While Ngamatapouri have always had a gap in quality between their speedy ball runners and the grinders who do the unfashionable but vital phase and set piece work, captain Bryn Hudson was pleased to have a competitive squad again after the horrors of 2018.
"We're pretty happy with where we've come through, a lot more positives than last year, which we don't even talk about now.
"We've got a backline that puts the razzle in the dazzle, it's just hanging onto it and setting a platform, which we didn't do enough today.
With Ruapehu losing the ball early in hard contact, Ngamatapouri looked to break out with Kubunavanua playing at flanker and searching for gaps at the breakdown, with their initial raid leading to a penalty for first-five Sheldon Pakinga-Manhire to boot them into the lead.
They could have added a couple of tries as swift backline spreads from the scrum left Ruapehu caught napping out wide by the likes of fullback Seva Seraraia and winger Villie Kuruyabaki, only for the last pass to be forward each time.
A mistake by the home team set a rare chance for Ruapehu with a 5m scrum, and Brown palmed off his tackler to drift wide and send off a great pass for Rawiri to score the opening try.
Ngamatapouri made no mistake on their next backline spread as Vukula ran the angle to link with Seraraia, who bounced off Millar at the line to ground the ball.
Millar tied the scores 8-8 with a penalty kick in front, and then Ruapehu finally executed a perfect play on attack as Hart claimed a penalty lineout and the pack drove 12m to put prop Gabriel Hakaraia over the chalk.
Ruapehu then really hurt Ngamatapouri right on halftime, as led by Hart off another 5m scrum, the forwards all piled up in front of the goalposts, before spreading the ball wide for Rawiri to pick up a bounce pass and force his way over in the corner for 22-8.

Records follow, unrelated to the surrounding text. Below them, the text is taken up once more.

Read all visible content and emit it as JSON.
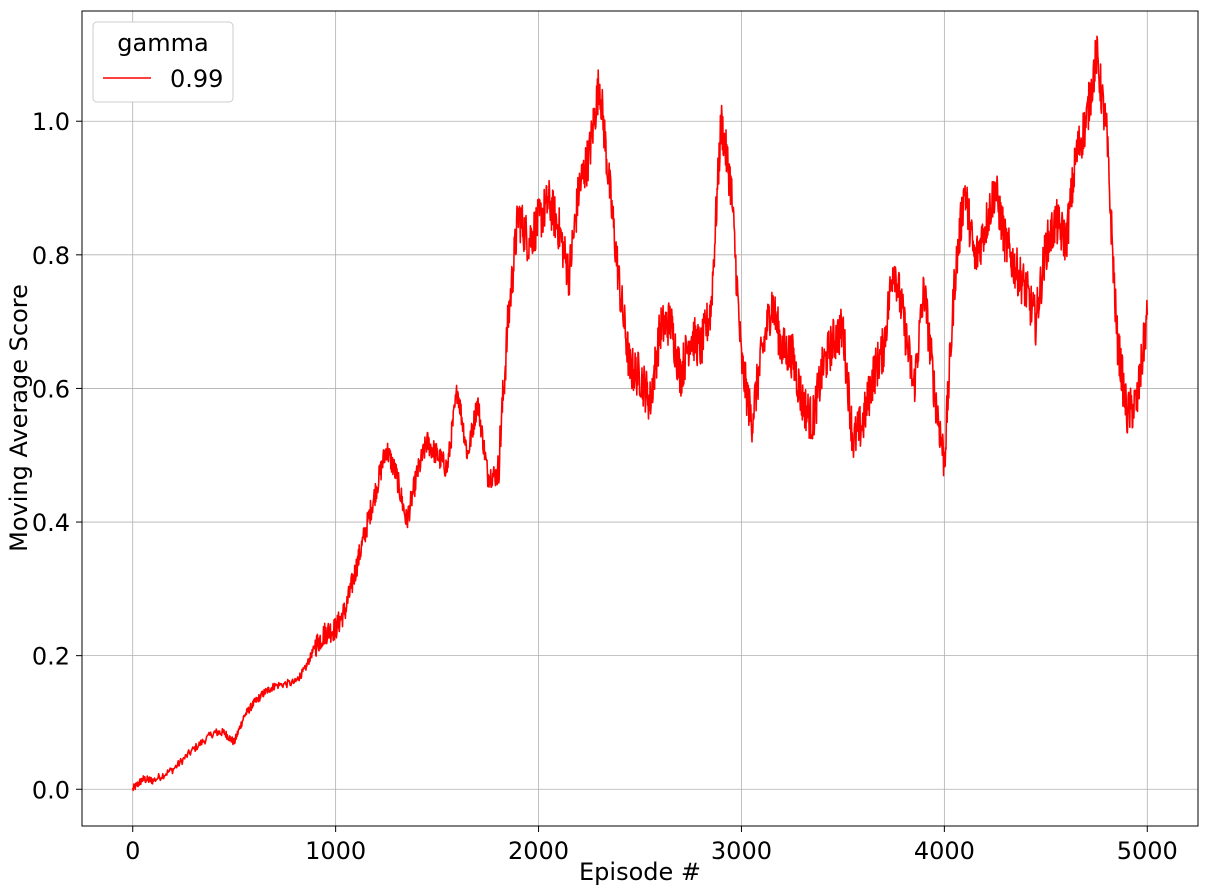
{
  "chart_data": {
    "type": "line",
    "xlabel": "Episode #",
    "ylabel": "Moving Average Score",
    "xlim": [
      -250,
      5250
    ],
    "ylim": [
      -0.055,
      1.165
    ],
    "xticks": [
      0,
      1000,
      2000,
      3000,
      4000,
      5000
    ],
    "xtick_labels": [
      "0",
      "1000",
      "2000",
      "3000",
      "4000",
      "5000"
    ],
    "yticks": [
      0.0,
      0.2,
      0.4,
      0.6,
      0.8,
      1.0
    ],
    "ytick_labels": [
      "0.0",
      "0.2",
      "0.4",
      "0.6",
      "0.8",
      "1.0"
    ],
    "grid": true,
    "legend": {
      "title": "gamma",
      "placement": "top-left"
    },
    "series": [
      {
        "name": "0.99",
        "color": "#ff0000",
        "x": [
          0,
          50,
          100,
          200,
          300,
          400,
          450,
          500,
          550,
          600,
          650,
          700,
          800,
          850,
          900,
          950,
          1000,
          1050,
          1100,
          1150,
          1200,
          1250,
          1300,
          1350,
          1400,
          1450,
          1500,
          1550,
          1600,
          1650,
          1700,
          1750,
          1800,
          1850,
          1900,
          1950,
          2000,
          2050,
          2100,
          2150,
          2200,
          2250,
          2300,
          2350,
          2400,
          2450,
          2500,
          2550,
          2600,
          2650,
          2700,
          2750,
          2800,
          2850,
          2900,
          2950,
          3000,
          3050,
          3100,
          3150,
          3200,
          3250,
          3300,
          3350,
          3400,
          3450,
          3500,
          3550,
          3600,
          3650,
          3700,
          3750,
          3800,
          3850,
          3900,
          3950,
          4000,
          4050,
          4100,
          4150,
          4200,
          4250,
          4300,
          4350,
          4400,
          4450,
          4500,
          4550,
          4600,
          4650,
          4700,
          4750,
          4800,
          4850,
          4900,
          4950,
          5000
        ],
        "values": [
          0.0,
          0.015,
          0.013,
          0.03,
          0.06,
          0.085,
          0.085,
          0.07,
          0.11,
          0.13,
          0.145,
          0.155,
          0.16,
          0.18,
          0.215,
          0.235,
          0.24,
          0.27,
          0.33,
          0.39,
          0.45,
          0.51,
          0.47,
          0.4,
          0.47,
          0.52,
          0.5,
          0.48,
          0.6,
          0.5,
          0.58,
          0.47,
          0.47,
          0.7,
          0.86,
          0.82,
          0.85,
          0.88,
          0.84,
          0.77,
          0.9,
          0.95,
          1.06,
          0.9,
          0.75,
          0.63,
          0.62,
          0.58,
          0.69,
          0.7,
          0.62,
          0.68,
          0.66,
          0.72,
          1.0,
          0.9,
          0.64,
          0.55,
          0.65,
          0.73,
          0.66,
          0.65,
          0.58,
          0.55,
          0.63,
          0.67,
          0.69,
          0.52,
          0.55,
          0.62,
          0.66,
          0.79,
          0.7,
          0.6,
          0.75,
          0.6,
          0.49,
          0.76,
          0.9,
          0.79,
          0.84,
          0.9,
          0.82,
          0.78,
          0.75,
          0.7,
          0.81,
          0.85,
          0.82,
          0.95,
          1.0,
          1.1,
          0.98,
          0.68,
          0.56,
          0.58,
          0.71
        ]
      }
    ]
  }
}
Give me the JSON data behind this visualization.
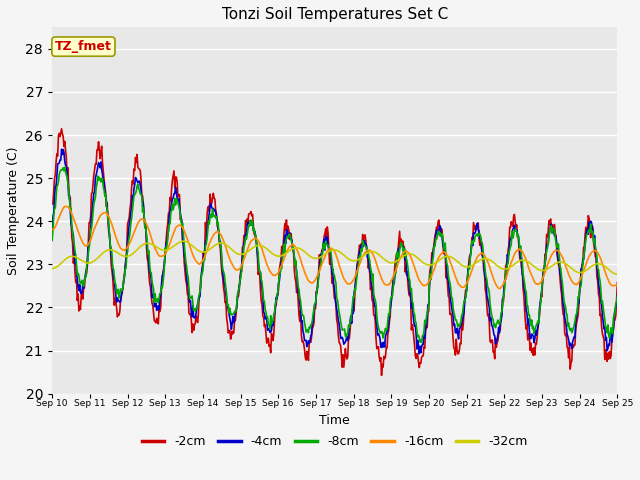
{
  "title": "Tonzi Soil Temperatures Set C",
  "xlabel": "Time",
  "ylabel": "Soil Temperature (C)",
  "annotation": "TZ_fmet",
  "ylim": [
    20.0,
    28.5
  ],
  "series_labels": [
    "-2cm",
    "-4cm",
    "-8cm",
    "-16cm",
    "-32cm"
  ],
  "series_colors": [
    "#cc0000",
    "#0000cc",
    "#00aa00",
    "#ff8800",
    "#cccc00"
  ],
  "series_linewidths": [
    1.2,
    1.2,
    1.2,
    1.2,
    1.2
  ],
  "x_tick_labels": [
    "Sep 10",
    "Sep 11",
    "Sep 12",
    "Sep 13",
    "Sep 14",
    "Sep 15",
    "Sep 16",
    "Sep 17",
    "Sep 18",
    "Sep 19",
    "Sep 20",
    "Sep 21",
    "Sep 22",
    "Sep 23",
    "Sep 24",
    "Sep 25"
  ],
  "background_color": "#e8e8e8",
  "fig_background": "#f5f5f5",
  "grid_color": "#ffffff",
  "yticks": [
    20.0,
    21.0,
    22.0,
    23.0,
    24.0,
    25.0,
    26.0,
    27.0,
    28.0
  ]
}
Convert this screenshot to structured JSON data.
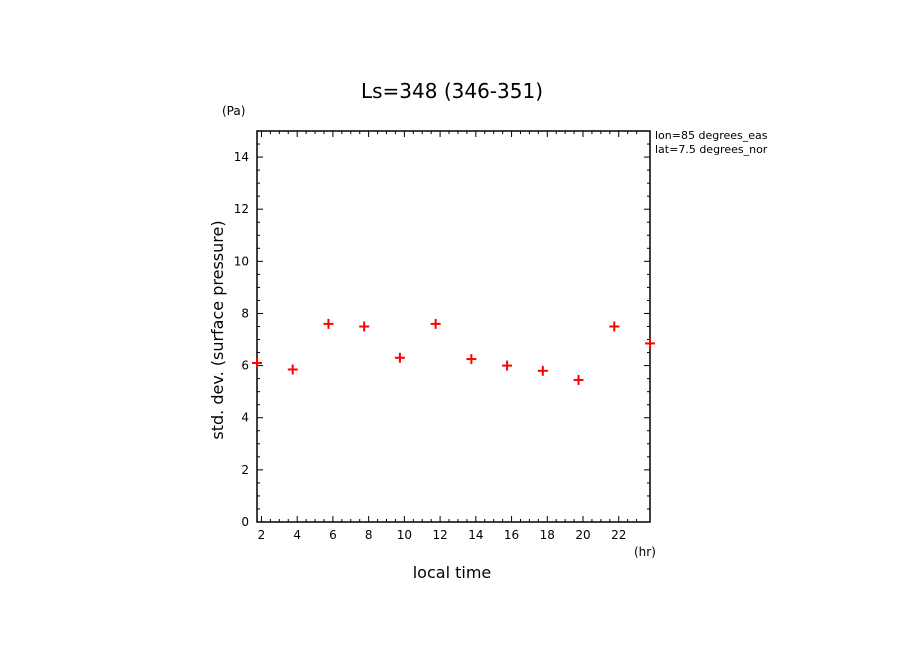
{
  "chart_data": {
    "type": "scatter",
    "title": "Ls=348 (346-351)",
    "xlabel": "local time",
    "ylabel": "std. dev. (surface pressure)",
    "x_unit": "(hr)",
    "y_unit": "(Pa)",
    "xlim": [
      1.75,
      23.75
    ],
    "ylim": [
      0,
      15
    ],
    "x_ticks": [
      2,
      4,
      6,
      8,
      10,
      12,
      14,
      16,
      18,
      20,
      22
    ],
    "y_ticks": [
      0,
      2,
      4,
      6,
      8,
      10,
      12,
      14
    ],
    "annotations": [
      "lon=85 degrees_eas",
      "lat=7.5 degrees_nor"
    ],
    "marker": "+",
    "color": "#ff0000",
    "series": [
      {
        "x": [
          1.75,
          3.75,
          5.75,
          7.75,
          9.75,
          11.75,
          13.75,
          15.75,
          17.75,
          19.75,
          21.75,
          23.75
        ],
        "y": [
          6.1,
          5.85,
          7.6,
          7.5,
          6.3,
          7.6,
          6.25,
          6.0,
          5.8,
          5.45,
          7.5,
          6.85
        ]
      }
    ]
  }
}
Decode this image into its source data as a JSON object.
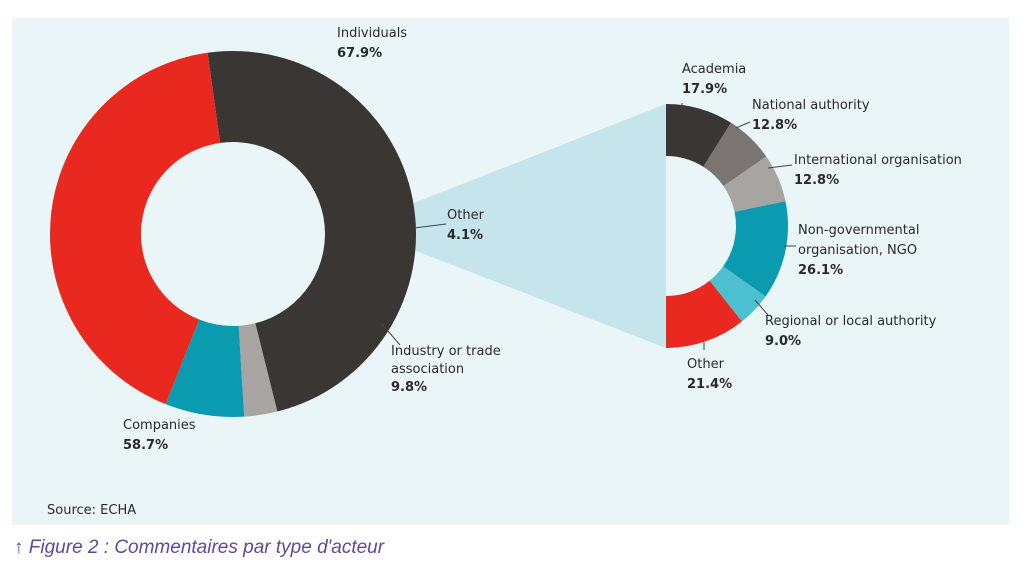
{
  "chart_data": [
    {
      "type": "donut",
      "slices": [
        {
          "label": "Individuals",
          "value": 67.9,
          "value_text": "67.9%",
          "color": "#3a3633"
        },
        {
          "label": "Other",
          "value": 4.1,
          "value_text": "4.1%",
          "color": "#a7a4a2"
        },
        {
          "label": "Industry or trade association",
          "value": 9.8,
          "value_text": "9.8%",
          "color": "#0a9bb1"
        },
        {
          "label": "Companies",
          "value": 58.7,
          "value_text": "58.7%",
          "color": "#e9281f"
        }
      ]
    },
    {
      "type": "half-donut",
      "expands": "Other",
      "slices": [
        {
          "label": "Academia",
          "value": 17.9,
          "value_text": "17.9%",
          "color": "#3a3633"
        },
        {
          "label": "National authority",
          "value": 12.8,
          "value_text": "12.8%",
          "color": "#7a7572"
        },
        {
          "label": "International organisation",
          "value": 12.8,
          "value_text": "12.8%",
          "color": "#a7a4a2"
        },
        {
          "label": "Non-governmental organisation, NGO",
          "value": 26.1,
          "value_text": "26.1%",
          "color": "#0a9bb1"
        },
        {
          "label": "Regional or local authority",
          "value": 9.0,
          "value_text": "9.0%",
          "color": "#4cbfd0"
        },
        {
          "label": "Other",
          "value": 21.4,
          "value_text": "21.4%",
          "color": "#e9281f"
        }
      ]
    }
  ],
  "labels": {
    "individuals": {
      "name": "Individuals",
      "value": "67.9%"
    },
    "other_left": {
      "name": "Other",
      "value": "4.1%"
    },
    "industry": {
      "name1": "Industry or trade",
      "name2": "association",
      "value": "9.8%"
    },
    "companies": {
      "name": "Companies",
      "value": "58.7%"
    },
    "academia": {
      "name": "Academia",
      "value": "17.9%"
    },
    "national": {
      "name": "National authority",
      "value": "12.8%"
    },
    "international": {
      "name": "International organisation",
      "value": "12.8%"
    },
    "ngo": {
      "name1": "Non-governmental",
      "name2": "organisation, NGO",
      "value": "26.1%"
    },
    "regional": {
      "name": "Regional or local authority",
      "value": "9.0%"
    },
    "other_right": {
      "name": "Other",
      "value": "21.4%"
    }
  },
  "source": "Source: ECHA",
  "caption": "↑ Figure 2 : Commentaires par type d'acteur",
  "colors": {
    "panel": "#eaf5f7",
    "connector": "#c5e4eb",
    "caption": "#5b4a9e"
  }
}
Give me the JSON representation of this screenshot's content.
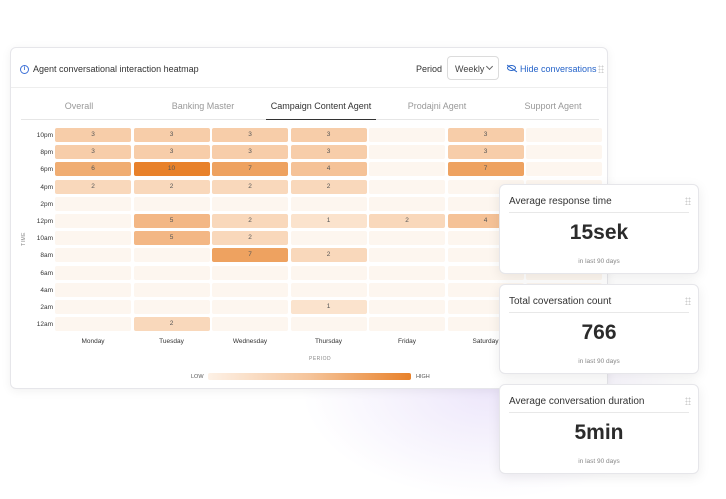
{
  "header": {
    "title": "Agent conversational interaction heatmap",
    "period_label": "Period",
    "period_value": "Weekly",
    "hide_label": "Hide conversations"
  },
  "tabs": [
    {
      "label": "Overall",
      "active": false
    },
    {
      "label": "Banking Master",
      "active": false
    },
    {
      "label": "Campaign Content Agent",
      "active": true
    },
    {
      "label": "Prodajni Agent",
      "active": false
    },
    {
      "label": "Support Agent",
      "active": false
    }
  ],
  "heatmap": {
    "y_axis_label": "TIME",
    "x_axis_label": "PERIOD",
    "rows": [
      "10pm",
      "8pm",
      "6pm",
      "4pm",
      "2pm",
      "12pm",
      "10am",
      "8am",
      "6am",
      "4am",
      "2am",
      "12am"
    ],
    "columns": [
      "Monday",
      "Tuesday",
      "Wednesday",
      "Thursday",
      "Friday",
      "Saturday",
      ""
    ],
    "values": [
      [
        3,
        3,
        3,
        3,
        null,
        3,
        null
      ],
      [
        3,
        3,
        3,
        3,
        null,
        3,
        null
      ],
      [
        6,
        10,
        7,
        4,
        null,
        7,
        null
      ],
      [
        2,
        2,
        2,
        2,
        null,
        null,
        null
      ],
      [
        null,
        null,
        null,
        null,
        null,
        null,
        null
      ],
      [
        null,
        5,
        2,
        1,
        2,
        4,
        null
      ],
      [
        null,
        5,
        2,
        null,
        null,
        null,
        null
      ],
      [
        null,
        null,
        7,
        2,
        null,
        null,
        null
      ],
      [
        null,
        null,
        null,
        null,
        null,
        null,
        null
      ],
      [
        null,
        null,
        null,
        null,
        null,
        null,
        null
      ],
      [
        null,
        null,
        null,
        1,
        null,
        null,
        null
      ],
      [
        null,
        2,
        null,
        null,
        null,
        null,
        null
      ]
    ],
    "max_value": 10,
    "legend_low": "LOW",
    "legend_high": "HIGH",
    "colors": {
      "empty": "#fdf6ef",
      "low": "#fbe3cd",
      "high": "#e8812a"
    }
  },
  "stats": [
    {
      "title": "Average response time",
      "value": "15sek",
      "sub": "in last 90 days"
    },
    {
      "title": "Total coversation count",
      "value": "766",
      "sub": "in last 90 days"
    },
    {
      "title": "Average conversation duration",
      "value": "5min",
      "sub": "in last 90 days"
    }
  ],
  "icons": {
    "info": "info-icon",
    "hide": "eye-slash-icon",
    "drag": "drag-handle-icon",
    "dropdown": "chevron-down-icon"
  }
}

They then started the second half in the same fashion, but you cannot relax against Ngamatapouri, who got a penalty 15m from their own line for Kubunavanua to quick tap and cut his way through the middle of the park, finding Cacicau in support to put Seraraia away for a brilliant counterattack try.
After repeated team warnings for no-arm shoulder tackles, referee Ben Lourie sinbinned Dawai and Ruapehu immediately stepped up a gear.
Hart ran off another close range scrum to put halfback Kahl Elers-Green through the gap untouched to score, and then Hughes jinked his way under tackles to bring Ruapehu straight back the line, with the ball fed out to Rawiri for his hat trick at 34-13.
Back to full strength, Ngamatapouri responded as Cacicau wrapped around Vukula to accept a brilliant no-look pass – sevens style – and turn a two vs two situation into an untouched try in the corner.
But Ruapehu were now firing on all cylinders as they worked off a lineout through Hart and Campbell to drive to the tryline, with Hughes getting up a head of steam and diving low to score.
Another spread between the backs and loose forwards saw Ruapehu break out from their own half, with Brown getting the last pass to dot down.
Desperate for a bonus point, Ngamatapouri kept trying to run it out from deep in their territory, with Hart snatching an intercept and holding off Pakinga-Manhire to score, while two hard tackles from Ruapehu's reserve winger Corey Carmichael saw the hosts cough up possession again for Hughes to feed Brown to get his double right on fulltime.
Ruapehu 56 (T Rawiri 3, T Brown 2, G Hakaraia, K Elers-Green, J Hughes, C Hart tries; M Millar pen, 4 con) bt Ngamatapouri 18 (S Seraraia 2, P Cacicau tries; S Pakinga-Manhire pen). HT: 22-8.